An example using the CitablePassage and Orthography packages

The CitablePassage type from the Julia CitableCorpus package represents a passage of citable text with a URN identifier and a string value.

using CitableText, CitableCorpus
s = "Four score and seven years ago..."
psgurn = CtsUrn("urn:cts:parserdocs:example.docs.v1:1")
cpsg = CitablePassage(psgurn, s)
<urn:cts:parserdocs:example.docs.v1:1> Four score and seven years ago...

The tokenize function in the Julia Orthography package includes a method for tokenize CitablePassages. This creates a series of CitableTokens.

Citable tokens

See this tutorial for a hands-on introduction to tokenizing citable texts with the Orthography package.

using Orthography
orthosystem = simpleAscii()
tokenizedpassages = tokenize(cpsg, orthosystem)
7-element Vector{CitableToken}:
 <urn:cts:parserdocs:example.docs.v1_tokens:1.1> Four (LexicalToken)
 <urn:cts:parserdocs:example.docs.v1_tokens:1.2> score (LexicalToken)
 <urn:cts:parserdocs:example.docs.v1_tokens:1.3> and (LexicalToken)
 <urn:cts:parserdocs:example.docs.v1_tokens:1.4> seven (LexicalToken)
 <urn:cts:parserdocs:example.docs.v1_tokens:1.5> years (LexicalToken)
 <urn:cts:parserdocs:example.docs.v1_tokens:1.6> ago (LexicalToken)
 <urn:cts:parserdocs:example.docs.v1_tokens:1.6a> ... (PunctuationToken)

Each citable token has defined a new citable passage, with a single token for the text value.

tokenizedpassages .|> passage
7-element Vector{CitablePassage}:
 <urn:cts:parserdocs:example.docs.v1_tokens:1.1> Four
 <urn:cts:parserdocs:example.docs.v1_tokens:1.2> score
 <urn:cts:parserdocs:example.docs.v1_tokens:1.3> and
 <urn:cts:parserdocs:example.docs.v1_tokens:1.4> seven
 <urn:cts:parserdocs:example.docs.v1_tokens:1.5> years
 <urn:cts:parserdocs:example.docs.v1_tokens:1.6> ago
 <urn:cts:parserdocs:example.docs.v1_tokens:1.6a> ...
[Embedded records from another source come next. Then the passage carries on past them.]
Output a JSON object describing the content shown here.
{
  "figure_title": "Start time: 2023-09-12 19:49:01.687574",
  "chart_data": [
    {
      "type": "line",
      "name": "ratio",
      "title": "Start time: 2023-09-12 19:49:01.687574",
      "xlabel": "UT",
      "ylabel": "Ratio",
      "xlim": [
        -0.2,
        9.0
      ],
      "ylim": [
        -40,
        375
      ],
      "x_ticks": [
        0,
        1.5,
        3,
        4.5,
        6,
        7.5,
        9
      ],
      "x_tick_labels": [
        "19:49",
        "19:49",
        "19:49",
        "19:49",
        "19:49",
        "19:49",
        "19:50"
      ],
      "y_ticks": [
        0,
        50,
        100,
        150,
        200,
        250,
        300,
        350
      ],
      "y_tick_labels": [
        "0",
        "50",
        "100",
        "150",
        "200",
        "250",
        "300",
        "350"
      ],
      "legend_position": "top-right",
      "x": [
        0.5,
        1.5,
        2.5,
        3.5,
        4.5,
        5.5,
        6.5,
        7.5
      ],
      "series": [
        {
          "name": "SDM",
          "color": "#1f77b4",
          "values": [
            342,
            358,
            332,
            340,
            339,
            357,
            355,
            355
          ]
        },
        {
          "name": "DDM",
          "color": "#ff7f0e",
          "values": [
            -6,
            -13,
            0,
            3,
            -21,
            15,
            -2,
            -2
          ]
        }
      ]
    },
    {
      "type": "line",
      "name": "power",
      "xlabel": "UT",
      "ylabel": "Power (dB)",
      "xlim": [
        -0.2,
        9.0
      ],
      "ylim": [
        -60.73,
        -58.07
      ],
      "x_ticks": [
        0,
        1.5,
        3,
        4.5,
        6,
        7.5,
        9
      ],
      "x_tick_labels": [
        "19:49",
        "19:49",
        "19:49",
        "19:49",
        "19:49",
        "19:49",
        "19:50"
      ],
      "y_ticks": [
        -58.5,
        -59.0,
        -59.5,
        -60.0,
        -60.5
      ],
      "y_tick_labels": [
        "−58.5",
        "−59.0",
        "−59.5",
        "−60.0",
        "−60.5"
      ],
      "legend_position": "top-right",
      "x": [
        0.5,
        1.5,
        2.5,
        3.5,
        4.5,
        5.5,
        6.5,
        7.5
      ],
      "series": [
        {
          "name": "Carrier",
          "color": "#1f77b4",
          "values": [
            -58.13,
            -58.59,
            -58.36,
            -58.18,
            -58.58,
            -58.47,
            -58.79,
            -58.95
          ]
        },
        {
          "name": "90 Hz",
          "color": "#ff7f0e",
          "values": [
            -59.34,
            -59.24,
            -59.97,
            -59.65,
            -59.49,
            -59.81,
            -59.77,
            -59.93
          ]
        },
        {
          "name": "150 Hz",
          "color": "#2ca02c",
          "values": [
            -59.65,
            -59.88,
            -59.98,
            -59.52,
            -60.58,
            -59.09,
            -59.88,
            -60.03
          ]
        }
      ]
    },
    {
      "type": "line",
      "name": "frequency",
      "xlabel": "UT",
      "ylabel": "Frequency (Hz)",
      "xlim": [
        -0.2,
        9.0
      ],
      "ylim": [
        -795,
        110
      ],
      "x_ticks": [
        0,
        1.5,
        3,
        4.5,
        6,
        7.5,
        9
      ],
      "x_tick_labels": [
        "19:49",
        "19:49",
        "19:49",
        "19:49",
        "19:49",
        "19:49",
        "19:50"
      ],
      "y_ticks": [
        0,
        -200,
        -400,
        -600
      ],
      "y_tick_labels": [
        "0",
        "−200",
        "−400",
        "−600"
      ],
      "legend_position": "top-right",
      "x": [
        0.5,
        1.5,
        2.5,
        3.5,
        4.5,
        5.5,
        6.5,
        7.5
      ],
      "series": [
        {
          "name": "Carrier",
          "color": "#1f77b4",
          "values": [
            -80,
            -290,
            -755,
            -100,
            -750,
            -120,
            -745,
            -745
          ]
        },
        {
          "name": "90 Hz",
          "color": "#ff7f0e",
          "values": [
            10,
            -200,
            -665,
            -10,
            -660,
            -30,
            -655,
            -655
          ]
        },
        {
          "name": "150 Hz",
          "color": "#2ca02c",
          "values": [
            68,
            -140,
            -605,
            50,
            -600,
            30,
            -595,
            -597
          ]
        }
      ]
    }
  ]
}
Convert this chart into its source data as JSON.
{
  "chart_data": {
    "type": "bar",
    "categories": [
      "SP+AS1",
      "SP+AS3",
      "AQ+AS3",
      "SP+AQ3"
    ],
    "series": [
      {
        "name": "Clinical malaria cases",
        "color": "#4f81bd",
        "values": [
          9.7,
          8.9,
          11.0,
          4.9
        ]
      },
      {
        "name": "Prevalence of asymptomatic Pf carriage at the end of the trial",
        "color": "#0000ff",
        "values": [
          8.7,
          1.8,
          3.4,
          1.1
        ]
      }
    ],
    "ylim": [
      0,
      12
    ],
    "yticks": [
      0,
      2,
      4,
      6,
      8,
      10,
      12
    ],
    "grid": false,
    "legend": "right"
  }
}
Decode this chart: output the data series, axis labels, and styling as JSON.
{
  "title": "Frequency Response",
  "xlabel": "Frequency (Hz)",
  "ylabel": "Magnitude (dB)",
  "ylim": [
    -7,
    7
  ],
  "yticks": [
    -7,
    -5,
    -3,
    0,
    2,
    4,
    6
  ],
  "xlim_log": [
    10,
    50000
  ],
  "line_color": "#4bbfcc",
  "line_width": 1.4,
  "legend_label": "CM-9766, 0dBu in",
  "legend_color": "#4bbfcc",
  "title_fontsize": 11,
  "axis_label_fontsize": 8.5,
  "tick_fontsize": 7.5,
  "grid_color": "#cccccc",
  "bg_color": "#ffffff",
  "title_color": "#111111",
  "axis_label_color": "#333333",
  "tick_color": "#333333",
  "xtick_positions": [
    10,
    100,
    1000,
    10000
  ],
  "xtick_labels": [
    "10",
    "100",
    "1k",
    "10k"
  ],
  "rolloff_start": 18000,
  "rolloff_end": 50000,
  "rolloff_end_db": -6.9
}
The tokenizer has also extended the canonical citation of passages of text to refer to individual tokens. The entire passage had a passage component with a single level of citation (1); the tokens are cited at two levels (1.1, etc.)

Each of these citable passages is assigned a tokencategory.

tokenizedpassages .|> tokencategory
7-element Vector{TokenCategory}:
 LexicalToken()
 LexicalToken()
 LexicalToken()
 LexicalToken()
 LexicalToken()
 LexicalToken()
 PunctuationToken()